Les humanistes ne se considéraient pas non plus en conflit avec le christianisme. Certains, comme Salutati, étaient les chanceliers des villes italiennes, mais la majorité (y compris Pétrarque) étaient ordonnés prêtres, et beaucoup travaillaient comme hauts fonctionnaires de la cour papale. Les papes humanistes de la Renaissance, Nicolas V, Pie II, Sixte IV et Léon X, ont écrit des livres et amassé d’immenses bibliothèques.

Dans la Haute Renaissance, en fait, il y avait l’espoir qu’une connaissance plus directe de la sagesse de l’Antiquité, y compris les écrits des pères de l’Église, les premiers textes grecs connus des Évangiles chrétiens, et dans certains cas même la Kabbale juive, initierait une nouvelle ère harmonieuse d’accord universel. Dans ce but, les autorités ecclésiastiques de la Renaissance ont accordé aux humanistes ce qui, rétrospectivement, apparaît comme un degré remarquable de liberté de pensée. Un humaniste, le platonicien grec orthodoxe Gemistus Pletho (1355-1452), basé à Mystras, en Grèce (mais en contact avec les humanistes de Florence, Venise et Rome) enseignait une version christianisée du polythéisme païen.

Retour aux sources

Portrait d’Érasme de Rotterdam, qui traduisit le Nouveau Testament du latin au grec pour la première fois en 1514 à Bâle

L’étude attentive des textes littéraires latins par les humanistes leur permit bientôt de discerner des différences historiques dans les styles d’écriture des différentes périodes. Par analogie avec ce qu’ils considéraient comme le déclin du latin, ils appliquaient le principe de l’ad fontes, ou retour aux sources, à de vastes domaines d’apprentissage, recherchant des manuscrits de la littérature patristique ainsi que des auteurs païens.

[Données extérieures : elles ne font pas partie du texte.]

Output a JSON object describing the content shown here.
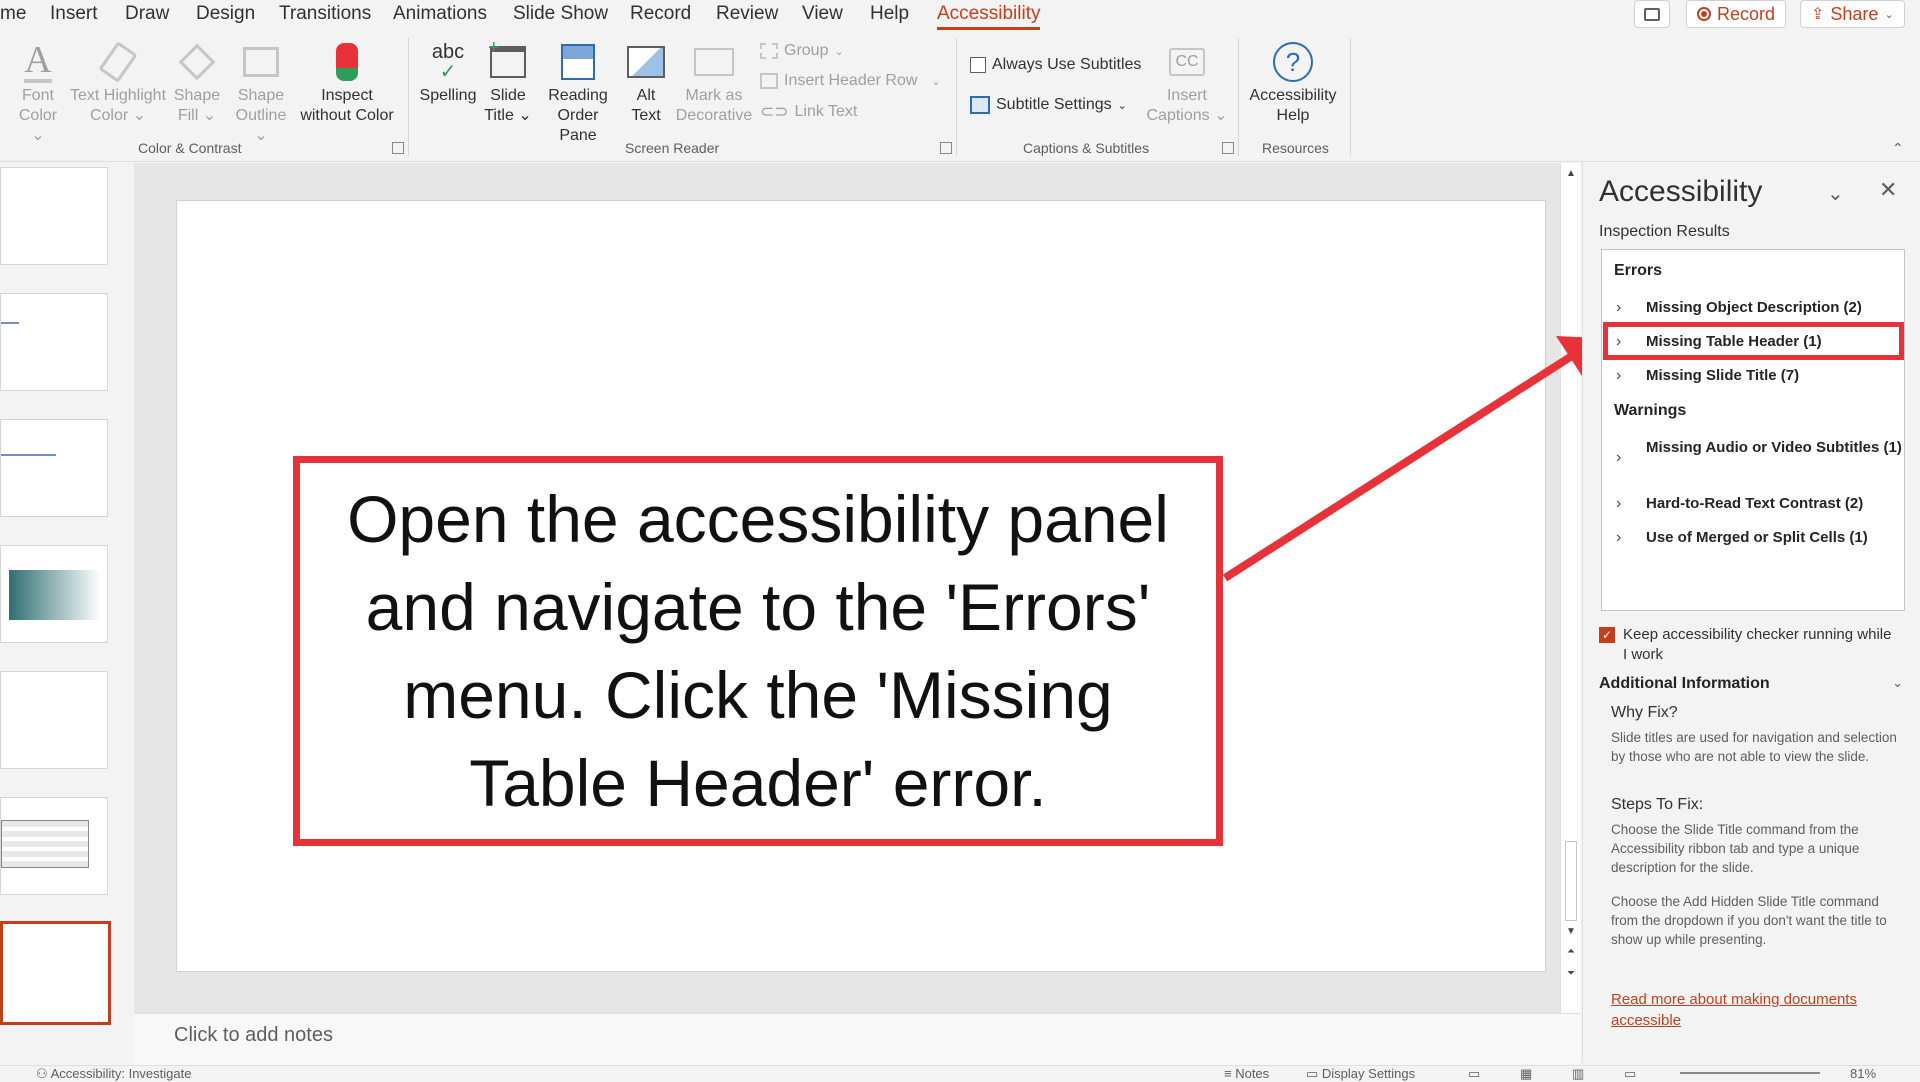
{
  "menu": {
    "tabs": [
      {
        "label": "me"
      },
      {
        "label": "Insert"
      },
      {
        "label": "Draw"
      },
      {
        "label": "Design"
      },
      {
        "label": "Transitions"
      },
      {
        "label": "Animations"
      },
      {
        "label": "Slide Show"
      },
      {
        "label": "Record"
      },
      {
        "label": "Review"
      },
      {
        "label": "View"
      },
      {
        "label": "Help"
      },
      {
        "label": "Accessibility"
      }
    ],
    "active_tab": "Accessibility",
    "record_label": "Record",
    "share_label": "Share"
  },
  "ribbon": {
    "color_contrast": {
      "label": "Color & Contrast",
      "font_color": [
        "Font",
        "Color"
      ],
      "text_highlight": [
        "Text Highlight",
        "Color"
      ],
      "shape_fill": [
        "Shape",
        "Fill"
      ],
      "shape_outline": [
        "Shape",
        "Outline"
      ],
      "inspect": [
        "Inspect",
        "without Color"
      ]
    },
    "screen_reader": {
      "label": "Screen Reader",
      "spelling": "Spelling",
      "slide_title": [
        "Slide",
        "Title"
      ],
      "reading_order": [
        "Reading",
        "Order Pane"
      ],
      "alt_text": [
        "Alt",
        "Text"
      ],
      "mark_decorative": [
        "Mark as",
        "Decorative"
      ],
      "group": "Group",
      "insert_header_row": "Insert Header Row",
      "link_text": "Link Text"
    },
    "captions": {
      "label": "Captions & Subtitles",
      "always_use_subtitles": "Always Use Subtitles",
      "subtitle_settings": "Subtitle Settings",
      "insert_captions": [
        "Insert",
        "Captions"
      ]
    },
    "resources": {
      "label": "Resources",
      "accessibility_help": [
        "Accessibility",
        "Help"
      ]
    }
  },
  "slide": {
    "callout_text": "Open the accessibility panel and navigate to the 'Errors' menu. Click the 'Missing Table Header' error.",
    "notes_placeholder": "Click to add notes"
  },
  "pane": {
    "title": "Accessibility",
    "subtitle": "Inspection Results",
    "errors_heading": "Errors",
    "errors": [
      {
        "label": "Missing Object Description (2)"
      },
      {
        "label": "Missing Table Header (1)"
      },
      {
        "label": "Missing Slide Title (7)"
      }
    ],
    "warnings_heading": "Warnings",
    "warnings": [
      {
        "label": "Missing Audio or Video Subtitles (1)"
      },
      {
        "label": "Hard-to-Read Text Contrast (2)"
      },
      {
        "label": "Use of Merged or Split Cells (1)"
      }
    ],
    "keep_running": "Keep accessibility checker running while I work",
    "keep_running_checked": true,
    "additional_info": "Additional Information",
    "why_fix_heading": "Why Fix?",
    "why_fix_text": "Slide titles are used for navigation and selection by those who are not able to view the slide.",
    "steps_heading": "Steps To Fix:",
    "steps_text_1": "Choose the Slide Title command from the Accessibility ribbon tab and type a unique description for the slide.",
    "steps_text_2": "Choose the Add Hidden Slide Title command from the dropdown if you don't want the title to show up while presenting.",
    "read_more": "Read more about making documents accessible"
  },
  "status": {
    "accessibility": "Accessibility: Investigate",
    "notes": "Notes",
    "display_settings": "Display Settings",
    "zoom": "81%"
  },
  "colors": {
    "accent": "#c43e1c",
    "callout_border": "#e8323a",
    "link": "#c43e1c"
  }
}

En 1439, alors qu’il était employé à Naples à la cour d’Alphonse V d’Aragon (alors en conflit avec les États pontificaux), l’humaniste Lorenzo Valla a utilisé l’analyse stylistique des textes, aujourd’hui appelée philologie, pour prouver que la Donation de Constantin, qui prétendait conférer des pouvoirs temporels au pape de Rome, était un faux du VIIIe siècle. Pendant les 70 années suivantes, cependant, ni Valla ni aucun de ses contemporains n’ont pensé à appliquer de la sorte les techniques de la philologie à d’autres manuscrits controversés. Au contraire, après la chute de l’Empire byzantin aux mains des Turcs en 1453, qui a entraîné un afflux de réfugiés grecs orthodoxes en Italie, les érudits humanistes se sont de plus en plus tournés vers l’étude du néoplatonisme et de l’hermétisme, dans l’espoir de combler les différences entre les Églises grecque et romaine, voire entre le christianisme lui-même et le monde non chrétien. Les réfugiés apportèrent avec eux des manuscrits grecs, non seulement de Platon et d’Aristote, mais aussi des évangiles chrétiens, jusqu’alors indisponibles dans l’Occident latin.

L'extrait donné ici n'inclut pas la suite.